We need to replace the habitation blinds (silverbacked) on our 1992 Hymer as the edges are beginning to fray makingthem difficult to use. The flyscreens are still in good condition so we dont really want the expense of replacing the whole window cassette. 

Does anyone know if/where its possible to buy just the replacement blackout blinds? 
Many thanks.


----------



## dragabed (May 24, 2008)

bump


----------



## Roger7webster (Oct 10, 2006)

Try leisurespares.co.uk 
They have on line drawings and parts lists for sietz windows and blinds 
If you have s7 windows you will probably have comfort blinds and spare blind parts are available. 
More drawings are available on the Dometic web site but you will need to access the dealer spares site ( no password needed) 
Pm me if you need more info, I spent loads of time looking for blind spares


----------



## NevilleStreet (Oct 17, 2009)

Hi, any approximate idea of cost for a replacement cassette? I have been on leisure spares and can see measurements, etc. but not prices. I may need to replace one large (rear), one medium (dinette) and one smallish (kitchen) on my 1994 Hymer.

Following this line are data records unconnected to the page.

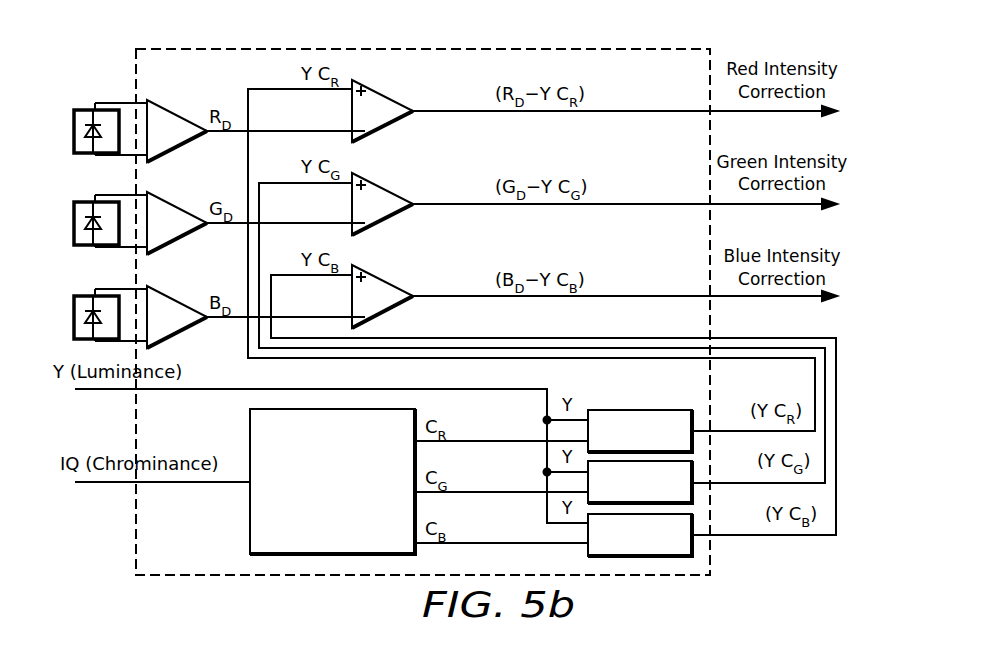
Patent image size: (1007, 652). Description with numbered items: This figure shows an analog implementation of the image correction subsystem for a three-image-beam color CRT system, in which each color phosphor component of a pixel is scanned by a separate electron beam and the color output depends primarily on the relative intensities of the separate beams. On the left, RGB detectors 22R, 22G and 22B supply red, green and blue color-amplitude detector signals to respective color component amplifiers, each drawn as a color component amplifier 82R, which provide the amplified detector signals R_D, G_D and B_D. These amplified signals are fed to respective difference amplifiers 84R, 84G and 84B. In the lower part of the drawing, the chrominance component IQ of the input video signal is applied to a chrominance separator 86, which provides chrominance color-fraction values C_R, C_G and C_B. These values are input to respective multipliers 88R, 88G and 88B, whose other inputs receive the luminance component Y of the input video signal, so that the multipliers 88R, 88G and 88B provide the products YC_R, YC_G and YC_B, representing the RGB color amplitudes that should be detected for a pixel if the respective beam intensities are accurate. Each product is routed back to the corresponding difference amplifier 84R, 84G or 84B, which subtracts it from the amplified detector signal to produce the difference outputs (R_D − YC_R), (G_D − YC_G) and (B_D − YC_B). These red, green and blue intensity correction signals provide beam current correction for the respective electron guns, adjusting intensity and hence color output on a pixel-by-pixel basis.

The red detector 22R is at (78, 110).
The green detector 22G is at (78, 202).
The blue detector 22B is at (78, 296).
The color component amplifier 82R is at (161, 108).
The difference amplifier 84R is at (392, 81).
The difference amplifier 84G is at (392, 174).
The difference amplifier 84B is at (392, 266).
The chrominance separator 86 is at (332, 481).
The multiplier 88R is at (655, 410).
The multiplier 88G is at (692, 471).
The multiplier 88B is at (692, 522).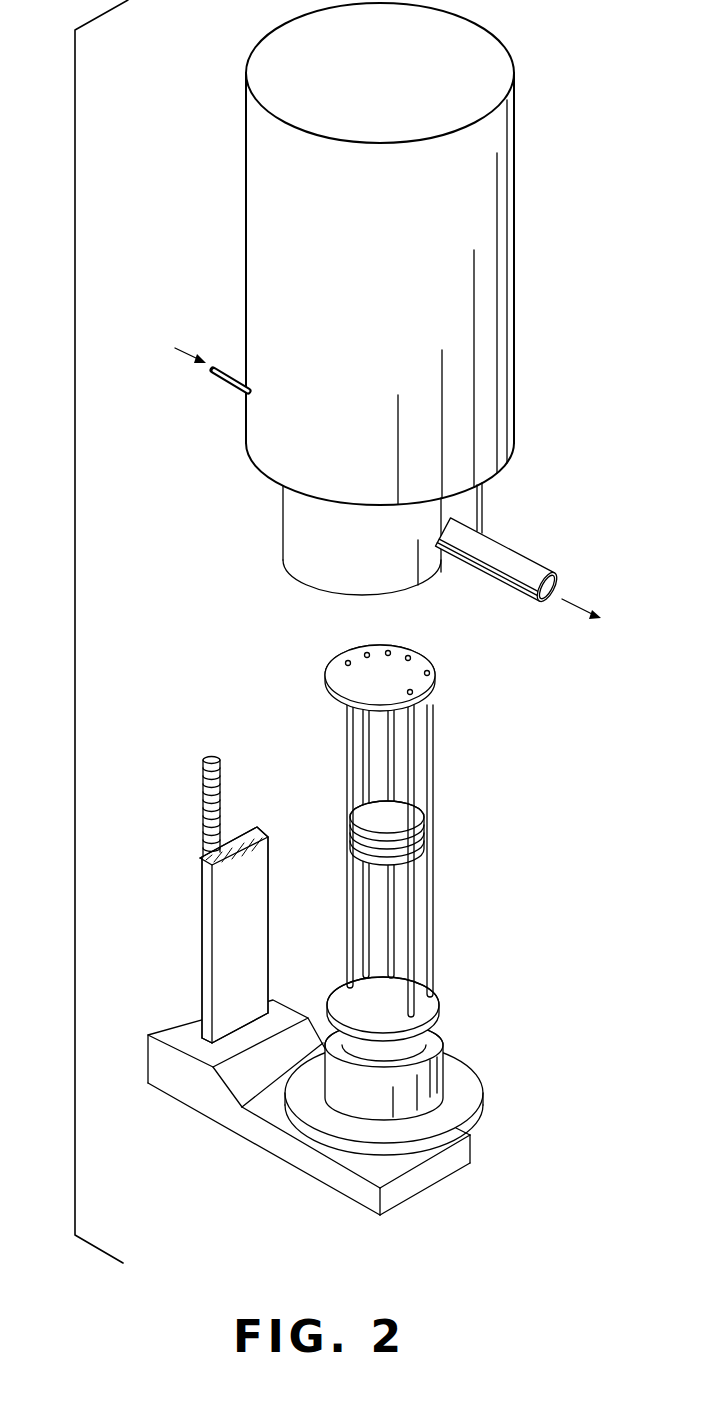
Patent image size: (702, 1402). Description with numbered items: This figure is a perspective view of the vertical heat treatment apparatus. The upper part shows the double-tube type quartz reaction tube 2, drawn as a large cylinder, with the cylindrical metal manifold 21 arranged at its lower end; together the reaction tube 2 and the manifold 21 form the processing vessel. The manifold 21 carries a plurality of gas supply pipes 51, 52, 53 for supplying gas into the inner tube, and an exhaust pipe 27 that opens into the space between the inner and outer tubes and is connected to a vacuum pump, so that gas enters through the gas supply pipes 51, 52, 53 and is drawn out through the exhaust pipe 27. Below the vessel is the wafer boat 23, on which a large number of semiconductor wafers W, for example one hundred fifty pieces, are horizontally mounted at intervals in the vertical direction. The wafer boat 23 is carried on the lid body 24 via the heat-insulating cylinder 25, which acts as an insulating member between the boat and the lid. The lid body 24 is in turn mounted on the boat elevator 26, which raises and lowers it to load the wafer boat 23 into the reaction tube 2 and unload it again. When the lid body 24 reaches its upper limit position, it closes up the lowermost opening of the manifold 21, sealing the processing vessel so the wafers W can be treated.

The reaction tube 2 is at (272, 445).
The manifold 21 is at (283, 535).
The wafer boat 23 is at (441, 831).
The lid body 24 is at (475, 1085).
The heat-insulating cylinder 25 is at (345, 1105).
The boat elevator 26 is at (270, 1108).
The exhaust pipe 27 is at (507, 548).
The gas supply pipe 51 is at (190, 395).
The gas supply pipe 52 is at (190, 395).
The gas supply pipe 53 is at (226, 386).
The semiconductor wafers W is at (422, 818).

Also how easy or hard a DIY job is it?

Rough ideas would be great, thanks, NS


----------



## johnthompson (Jul 29, 2010)

Thanks guys

We have a 1992 Hymer S700 and have the same wear problem on our large rear window blind.

We also have problems with them not latching in place on other units.

We have been debating taking them off to have a look at what is required to fix them.

I am now going to have a look at leisurespares.co.uk 

Edit

I followed the link to Dometic from Leisurespares site and it looks to me that the 1992 blinds are the "Combination cassette roller blind 38" not the "Comfort Blind" system.

I could not see a link to a Dometic Dealer site that links to windows or blinds. Could the link be posted please.

John


----------



## Tucano (Jun 9, 2006)

I have given this post a bump as I am interested in the subject matter myself.
Norman.


----------



## Pudsey_Bear (Sep 25, 2008)

It looks like a fairly straight forward job I've got Seitz windows in bits right now, well in 2 halves anyway, the parts are all available I think.

Some parts can be got on Ebay, especially the catches, Magnum motorhomes, and O'learys also do some parts.
Don't bother going to leisureshopdirect, I don't think the staff are very helpful, I tried getting a simple screw kit and they couldn't confirm the part number I used from their own site.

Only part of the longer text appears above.